「突貫工事で〝国宝級〟ができるのか」――天守閣タウンミーティング
本日、名古屋城天守閣整備のタウンミーティングが天白区役所講堂で開かれました。会場からの発言では木造復元に賛成の意見が多かったのですが、河村市長がめざす東京オリンピックまでに完成させるという方針については、「4年ぐらいの期間で、市長が言う〝国宝級〟ができるのか。残された図面などの資料を分析して緻密な工事をしようとすると時間がかかると思う」「そんなに急いでどうするの。東京オリンピックに向けて新国立競技場建設など巨大プロジェクトがダブってしまう」という意見が出され、会場から拍手が起こりました。
これにたいして河村市長は、「江戸城に先を越されたら、木材がなくなる。名古屋城は木が育つまで300年間辛抱してもらうことになる」「400年前は重機がなくても2年でできた」と、今までと同じことを繰り返していました。木材の争奪戦をあおるという姿勢は、文化財にたいする謙虚さが感じられません。また、400年前のように宮大工や左官などの職人を大量に確保できるのでしょうか。重機や携帯電話があっても、〝人〟がいなければ、歴史的建造物を短期間に再建することはできないと思います。

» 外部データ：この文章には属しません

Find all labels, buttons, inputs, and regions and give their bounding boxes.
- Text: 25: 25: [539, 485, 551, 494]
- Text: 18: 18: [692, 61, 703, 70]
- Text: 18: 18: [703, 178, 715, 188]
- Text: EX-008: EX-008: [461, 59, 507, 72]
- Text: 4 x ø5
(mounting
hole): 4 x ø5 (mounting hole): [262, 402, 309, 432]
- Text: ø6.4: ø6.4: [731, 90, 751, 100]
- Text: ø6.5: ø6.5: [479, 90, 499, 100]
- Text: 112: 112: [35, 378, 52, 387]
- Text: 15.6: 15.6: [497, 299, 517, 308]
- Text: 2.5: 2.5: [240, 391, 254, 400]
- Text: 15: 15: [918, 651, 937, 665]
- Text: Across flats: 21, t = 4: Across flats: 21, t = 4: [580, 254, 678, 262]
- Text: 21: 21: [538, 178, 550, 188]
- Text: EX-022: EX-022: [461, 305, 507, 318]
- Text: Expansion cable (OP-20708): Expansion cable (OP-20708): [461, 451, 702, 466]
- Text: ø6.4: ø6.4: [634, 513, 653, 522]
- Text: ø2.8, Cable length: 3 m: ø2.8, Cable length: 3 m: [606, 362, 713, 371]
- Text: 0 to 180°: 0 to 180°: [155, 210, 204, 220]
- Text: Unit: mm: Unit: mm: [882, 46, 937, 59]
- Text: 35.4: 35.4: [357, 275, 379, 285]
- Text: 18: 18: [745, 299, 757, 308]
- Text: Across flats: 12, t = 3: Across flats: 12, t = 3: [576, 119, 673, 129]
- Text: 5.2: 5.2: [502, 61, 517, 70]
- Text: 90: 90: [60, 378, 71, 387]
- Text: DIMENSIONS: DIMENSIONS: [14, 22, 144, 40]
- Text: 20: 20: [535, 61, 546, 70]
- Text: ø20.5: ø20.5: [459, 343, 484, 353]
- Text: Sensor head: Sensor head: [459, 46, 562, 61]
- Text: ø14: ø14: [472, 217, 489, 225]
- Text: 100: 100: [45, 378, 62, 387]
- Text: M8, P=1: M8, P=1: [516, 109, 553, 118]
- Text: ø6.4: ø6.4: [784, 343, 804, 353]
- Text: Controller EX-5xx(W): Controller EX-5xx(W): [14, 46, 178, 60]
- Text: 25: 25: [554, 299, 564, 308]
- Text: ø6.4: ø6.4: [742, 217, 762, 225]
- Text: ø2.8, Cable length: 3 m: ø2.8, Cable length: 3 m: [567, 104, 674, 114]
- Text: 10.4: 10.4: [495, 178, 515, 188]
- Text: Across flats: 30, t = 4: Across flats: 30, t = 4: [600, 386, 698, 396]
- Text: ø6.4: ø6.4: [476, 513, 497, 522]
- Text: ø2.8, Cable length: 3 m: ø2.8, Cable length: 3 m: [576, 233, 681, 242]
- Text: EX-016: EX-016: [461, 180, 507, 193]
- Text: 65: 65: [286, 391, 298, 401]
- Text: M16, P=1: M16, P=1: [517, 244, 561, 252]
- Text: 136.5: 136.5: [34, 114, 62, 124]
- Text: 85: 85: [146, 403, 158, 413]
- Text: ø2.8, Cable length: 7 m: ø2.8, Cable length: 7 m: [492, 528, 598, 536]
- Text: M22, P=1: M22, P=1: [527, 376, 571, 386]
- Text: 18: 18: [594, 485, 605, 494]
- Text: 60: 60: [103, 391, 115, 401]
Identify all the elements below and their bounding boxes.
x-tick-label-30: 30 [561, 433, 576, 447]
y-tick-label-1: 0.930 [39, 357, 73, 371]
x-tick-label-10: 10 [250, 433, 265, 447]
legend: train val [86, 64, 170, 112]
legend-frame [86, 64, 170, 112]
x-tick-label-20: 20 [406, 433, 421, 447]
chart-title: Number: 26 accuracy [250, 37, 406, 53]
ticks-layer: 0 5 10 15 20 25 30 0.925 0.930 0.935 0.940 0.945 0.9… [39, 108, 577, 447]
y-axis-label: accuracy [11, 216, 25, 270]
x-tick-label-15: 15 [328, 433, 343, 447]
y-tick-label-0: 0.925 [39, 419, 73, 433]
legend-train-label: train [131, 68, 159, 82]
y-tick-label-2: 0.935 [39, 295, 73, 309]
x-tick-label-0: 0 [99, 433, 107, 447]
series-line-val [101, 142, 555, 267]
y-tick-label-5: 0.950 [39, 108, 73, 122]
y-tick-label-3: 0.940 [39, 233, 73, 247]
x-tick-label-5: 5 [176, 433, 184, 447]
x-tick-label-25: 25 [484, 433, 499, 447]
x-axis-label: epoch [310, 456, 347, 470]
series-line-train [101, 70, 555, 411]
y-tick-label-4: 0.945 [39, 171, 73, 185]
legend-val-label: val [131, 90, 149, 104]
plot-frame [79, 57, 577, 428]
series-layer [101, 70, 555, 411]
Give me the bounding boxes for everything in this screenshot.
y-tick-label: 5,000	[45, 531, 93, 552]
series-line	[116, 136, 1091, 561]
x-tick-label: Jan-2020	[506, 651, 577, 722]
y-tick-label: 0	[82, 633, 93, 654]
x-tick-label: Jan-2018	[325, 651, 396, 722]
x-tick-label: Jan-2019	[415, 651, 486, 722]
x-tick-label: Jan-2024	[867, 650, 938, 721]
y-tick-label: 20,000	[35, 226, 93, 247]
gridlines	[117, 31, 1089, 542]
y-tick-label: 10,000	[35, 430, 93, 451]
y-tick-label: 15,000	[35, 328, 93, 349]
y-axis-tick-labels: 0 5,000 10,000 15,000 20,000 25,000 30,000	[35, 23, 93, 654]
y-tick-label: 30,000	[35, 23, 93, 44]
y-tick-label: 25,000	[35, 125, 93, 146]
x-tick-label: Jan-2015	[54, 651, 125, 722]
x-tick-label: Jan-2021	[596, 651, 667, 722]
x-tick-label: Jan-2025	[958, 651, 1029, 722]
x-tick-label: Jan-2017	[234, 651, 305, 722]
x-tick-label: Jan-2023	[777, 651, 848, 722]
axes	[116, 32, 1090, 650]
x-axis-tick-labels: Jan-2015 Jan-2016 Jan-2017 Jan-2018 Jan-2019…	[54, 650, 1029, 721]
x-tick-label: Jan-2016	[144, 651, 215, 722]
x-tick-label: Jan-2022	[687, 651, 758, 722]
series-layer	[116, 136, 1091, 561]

賛成意見で気になったのは、現在の鉄筋コンクリートの天守閣について、「負の遺産だ」と述べた人がいたことです。この意見を受けて、河村市長も「名古屋に来た人が、コンクリートの天守閣を見てガッカリする」と答えていました。このやりとりを、空襲によって焼失した天守閣を再建した57年前の市民が聞いたらどう思うのでしょう。建設費の3分の1は市民の寄付によって再建された現在の天守閣は、戦後復興のシンボルとして、名古屋市民の誇りになってきたと思います。また、その外観は焼失前の天守閣をほぼ忠実に再建したものとして、文化的にも価値があると思います。その天守閣を壊して建て替える――ここが、世界遺産ドレスデンのフラウエン教会との違いです。
タウンミーティングは今日で最終回ですが、反対意見もあり、また放言ともいえる市長の回答(「品が悪い」と野次られていた)では、天守閣木造復元の機運はとても熟していないと感じました。